Первые недели Дэвид и вправду почувствовал, что ему стало легче. Все вокруг было совсем иным, к тому же немецким, на котором говорят если не все, то многие в Швейцарии, он владел в совершенстве. Базель – очаровательный город. Он словно притаился в долине между вершинами Юры и Шварцвальда. Рейн делит его на две половины: Большой и Малый Базель. Большой Базель на юго-западном берегу Рейна особенно нравился Дэвиду. Исторический центр, он давно превратился в пешеходную зону. Здесь совсем не было машин, и каждый уголок напоминал о далеких временах, когда дома обогревались каминами и освещались свечами. Конечно, Дэвид поселился в исторической части города.

В Базельском университете, самом старом в Швейцарии, его приняли радушно. Работы было много, это отвлекало от всяких ненужных мыслей. Контракт ему, кстати, тоже добыл Майкл. Дэвиду тогда казалось, что от него хотят быстрее избавиться. Но Майкл просто чувствовал себя виноватым, хотя, как говорится, сердцу не прикажешь и насильно мил не будешь. Так уж получилось. Теперь Дэвид хотя бы обрел способность смотреть на вещи трезвым взглядом. Год назад уход жены так поразил его, что ему всюду мерещились заговоры, а иногда обычные поступки людей казались гнусными интригами. Все это, хвала небесам, в прошлом.

А сердце ныло, сердце болело… Дэвид отдавал себе отчет в том, что, стоит ей появиться в его жизни снова – и он опять потеряет голову. Сейчас вроде все улеглось. Боль не ушла. Она жила где-то внутри своей особенной жизнью, забравшись в самый далекий уголок сердца. Не изводила, не мучила, как раньше, но и не отпускала. Она временами напоминала дикого зверя, загнанного в клетку.

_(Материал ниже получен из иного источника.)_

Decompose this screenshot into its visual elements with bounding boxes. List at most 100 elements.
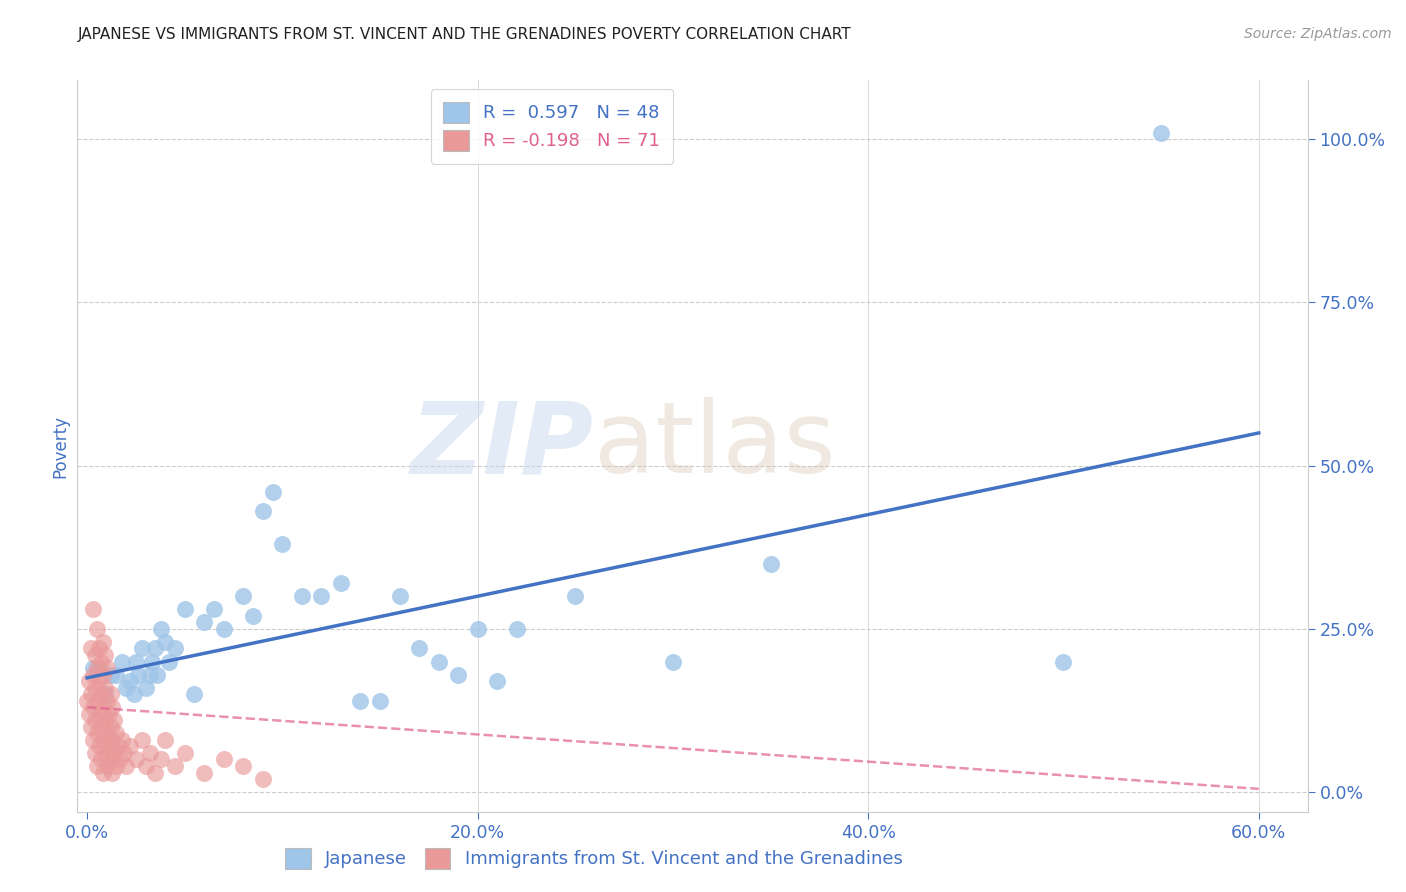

Идти домой не хотелось. Прогуляться? Пожалуй. Он прошел еще немного по улице, потом свернул и побрел вдоль автострады. Свет фар несущихся навстречу машин ударил в глаза, городской шум ворвался в тишину его сознания. Видимо, на улице и раньше было шумно, но Дэвид, увлеченный своими мыслями, этого не замечал. Зайти к друзьям? Недалеко, всего в двух кварталах отсюда, жила семья одного из его коллег по работе, французского эмигранта. Дэвид любил бывать у Этьенов. Пожалуй, эти люди были его единственными хорошими знакомыми в Базеле. Они жили в небольшом двухэтажном доме, в старой части города. Жюльен и Катрин были поистине образцовой парой: влюблены друг в друга по уши, однако это сильное чувство не мешало ни одному, ни другой строить собственную карьеру. Они преуспели и на демографическом фронте: через семь месяцев после свадьбы в их доме появились очаровательные близнецы: Мартен и Антуан. Теперь им уже было по шесть лет.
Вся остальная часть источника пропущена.